The Dinner Guest

Mother greeted me holding a knife in her hand. “Maxon!” she said. “You’re back.”

“Hello, Mother.” I kissed her cold cheek, angling my body away from the knife.

“Come in, darling, I just finished cooking dinner.”

She stepped aside, allowing me to enter the house that had haunted my childhood. Not even four years away at university had lessened my uneasiness at the house’s strange, metallic smell and the dimly-lit corridors.

“You really need to let me trim your hair,” she said, raising a disapproving eyebrow. She had been nagging me about it since my return three days ago. I wanted to tell her I preferred my hair long, but she would be upset. I should just let her cut it. As I entered the dining room the acrid smell of cooked meat wafted over me. My stomach churned. Mother must be experimenting in the kitchen again. The candles on the table flickered, making the shadows dance and the room pulsate. Father, sitting at the head of the table, hurriedly shifted a seat to the right when he glimpsed Mother. Mother sat in the seat Father had abandoned.

“Good evening, Father,” I said to the empty shell of a man Mother had broken long ago.

“Son,” he mumbled into his nearly empty glass of wine.

“Is Sarah joining us for dinner?” I asked Mother. This morning, before I’d managed to escape the house, I had spotted Mother talking to a beautiful woman. When I’d asked Mother about her, she’d explained that the woman – Sarah – had been boarding in the guest room for about a week. I wanted to find out more about her, but Mother had that same flinty-eyed look and rigid stance she’d had when she’d discovered my junior high crush on a classmate. That had ended with me moving to a different school a week later.

“Why are you so interested in Sarah?” Mother’s amber eyes, identical to my own, sharpened.

“I’m not,” I said, backtracking in an attempt to placate her. “You’re the only woman in my life.”

“Let’s hope it stays that way.” Mother smiled tightly and then abruptly changed the subject. “Why aren’t you eating?”
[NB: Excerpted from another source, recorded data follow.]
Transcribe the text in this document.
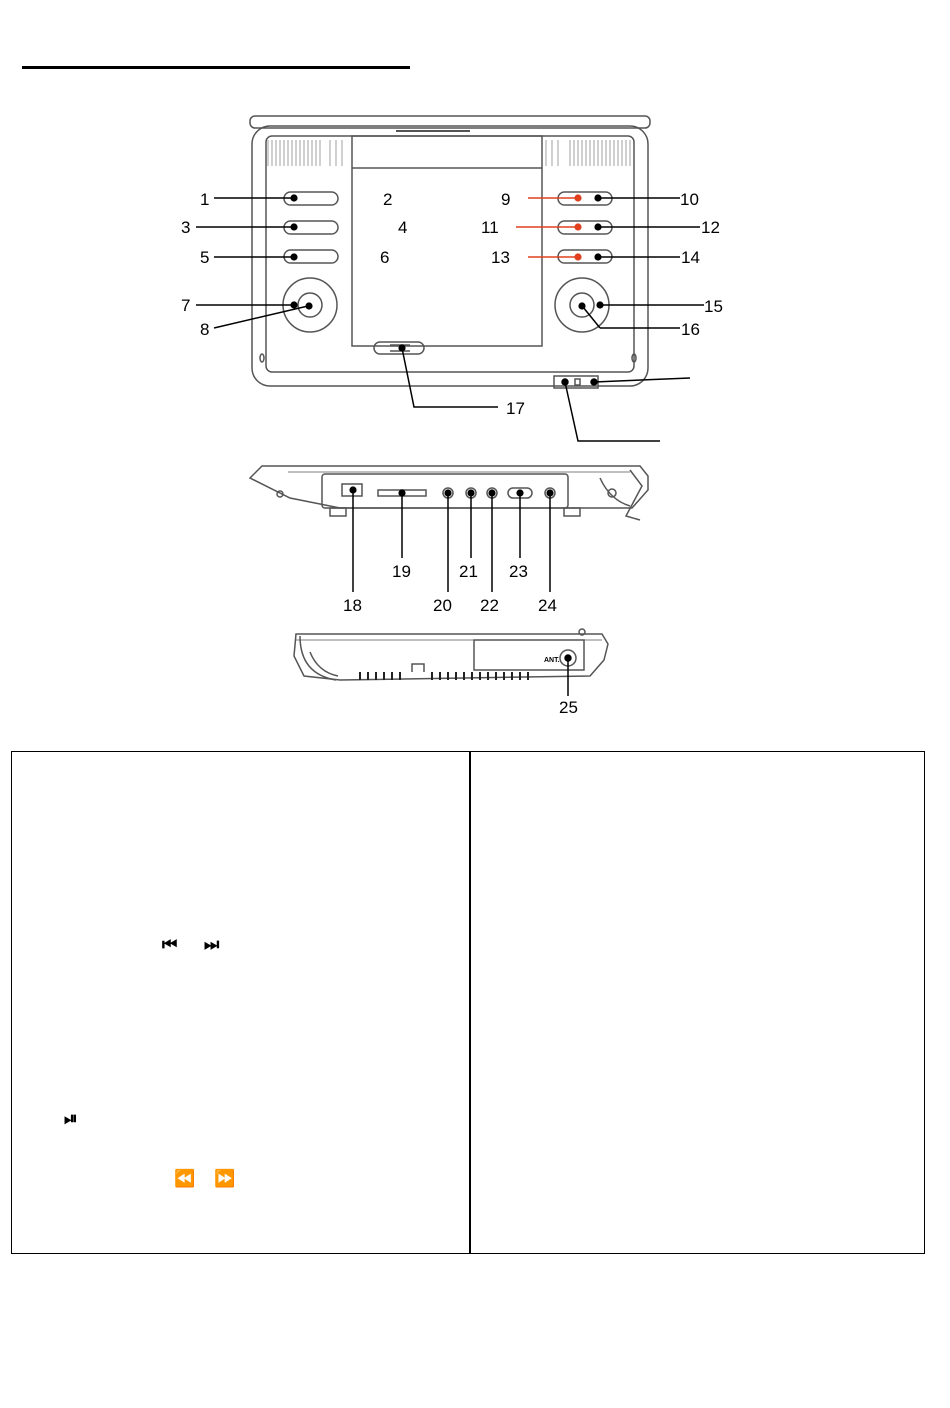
ANT.
1	2
3	4
5	6
7
8
9	10
11	12
13	14
15
16
17
19	21 23
18	20 22 24
25
⏮ ⏭
⏯
⏪ ⏩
I looked down at the unappetising slab of meat on my plate. Mother was watching me, a smile fixed to her patrician face. Crimson bits of her meal were stuck in her teeth. Hesitantly, I cut into the tough meat and took a bite. The taste was unusual … bitter. “What meat is this?” I asked, swallowing with difficulty.

“It’s a … rare meat.”

Father laughed bleakly into his wine glass. “Very rare.”

Mother glared at him. “Aren’t you going to eat more?” she asked me. Her empty plate reflected the light of the chandelier above her.

“I’m waiting for Sarah to join us,” I said. Anything to delay having to finish Mother’s experimental meal.

“Sarah?” Father looked down at the meat left on his plate. “She’s right here.”